Any later update of the administrative data would be terrible manual work (more 
than original one), as you will have to merge all the community edits and 
official edits. So in reality nobody will do the later updates, eventually OSM 
will have pile of more and outdated data, what community cannot maintain and it 
will be more and more crappy due to it. This is the issue what "readonly" tag 
suggestion tries to achieve, but distributed architecture would solve it in 
much better and systematic way.

 OSM DB today is like SVN - you must have  central server with all the 
changesets.
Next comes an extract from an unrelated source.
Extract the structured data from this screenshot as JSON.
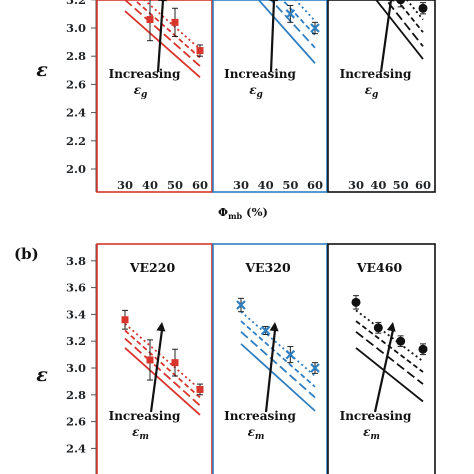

Now in 2010s it should be (a little bit) like GIT:
1) a protocol (OSM API with meta-extensions) for changeset transfers
2) open sourced software stack which enables to set up own servers easily
3) open sourced client software packages (JOSM)
4) current data would be just one of the repositories: say 
api.openstreetmap.org ("the github"). Import-fans could set up own "shared 
imports server" with manually merged (but disintegrated) data which has no hope 
for later mass-updates. And each major import candidate should consider to set 
up own server, for automatic updates it should be mandatory.
5) single central meta-api/directory/discovery server which responds with lists 
of URL-s to bbox queries. It is not expected that each of the imports is 
suitable for any purpose, there might be even several "competing" datasets for 
same area and objects.

 Why we want to do imports? Not  because we want to mess up the nice OSM 
hand-crafted database, but because there is currently no other way to have the 
world mapped with much more information, faster and with higher quality. 

 I'd be ready to contribute some days to try to undo my own mass-imports and 
put it to separate server; if only there was one.